In this feature, Nhung talks about discovering ambient music through an interest in field recordings and environmental sound, finding inspiration through everyday actions, creating immersive sonic environments, and the family archive of Vietnamese pop music cassettes.
How did you first get introduced to ambient/drone/experimental music?
When I was a child, I was always keen on listening to the world around me, especially the sounds in Hanoi, the city I live it. I think that later became my interest in ambient, drone and experimental music.
I got introduced to ambient and experimental music all thanks to the Internet around 10 years ago or more. In 2012 I discovered Bandcamp and since then it’s always been my favourite source for discovering and buying new ambient/experimental releases.
What inspires you to create a new body of work?
I’m inspired by the little, daily things in life when it comes to creating a new work: a conversation, a book I read, a memory, etc.

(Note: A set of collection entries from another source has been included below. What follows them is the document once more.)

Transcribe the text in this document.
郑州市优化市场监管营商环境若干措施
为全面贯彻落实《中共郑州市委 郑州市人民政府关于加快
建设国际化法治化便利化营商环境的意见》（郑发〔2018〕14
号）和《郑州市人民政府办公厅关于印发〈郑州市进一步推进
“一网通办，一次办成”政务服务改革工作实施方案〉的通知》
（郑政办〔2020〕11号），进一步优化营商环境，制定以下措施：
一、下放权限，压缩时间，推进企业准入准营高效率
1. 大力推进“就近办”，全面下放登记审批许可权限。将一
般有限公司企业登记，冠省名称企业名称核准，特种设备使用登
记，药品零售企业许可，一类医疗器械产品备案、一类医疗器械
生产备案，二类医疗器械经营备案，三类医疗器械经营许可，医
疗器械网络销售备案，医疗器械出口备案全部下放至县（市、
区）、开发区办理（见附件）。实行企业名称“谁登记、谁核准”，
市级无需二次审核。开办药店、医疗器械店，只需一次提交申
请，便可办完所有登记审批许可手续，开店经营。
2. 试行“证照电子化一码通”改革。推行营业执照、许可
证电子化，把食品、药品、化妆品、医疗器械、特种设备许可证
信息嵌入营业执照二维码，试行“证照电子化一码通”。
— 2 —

Collaborating with artists whose practice I find I can learn something is also an inspiration.
How do you approach working on a new release?
I start with a theme/concept in mind then collect field recordings for that project. Most of my work happens like that: collecting field recordings, processing them then adding more instrumentation.
Can you tell us about your favourite new release from the last 12 months?
It’s ‘Contact’ by Kate Carr and it actually has a recording of my voice. I’m always interested in the use transmission art in sound artwork and how we communicate to each other. Kate did a great job in constructing an immersive sonic environment in the performance setting.
As RTR is a tape label, we have to ask: What attracts you to the cassette medium?
I fell in love with cassettes when I was a child – my family has a cassette archive of Vietnamese traditional and 80s pop music. When I grow up I find the cassette medium attractive to me because of its warm, fuzzy sounds. And it’s affordable at the same time. Apart from that, it’s easy to buy a cassette tape player here, making cassette tapes a little bit more accessible than vinyl or reel-to-reel tapes.
Tapes for ‘Two Haunted Pianos’ and ‘These Cyan Fantasies’ may have sold out, but the albums are still available in digital form. The trio of Gallery Six & Oblivia will be returning to RTR in the future with a new album and a reissue of ‘These Cyan Fantasies’.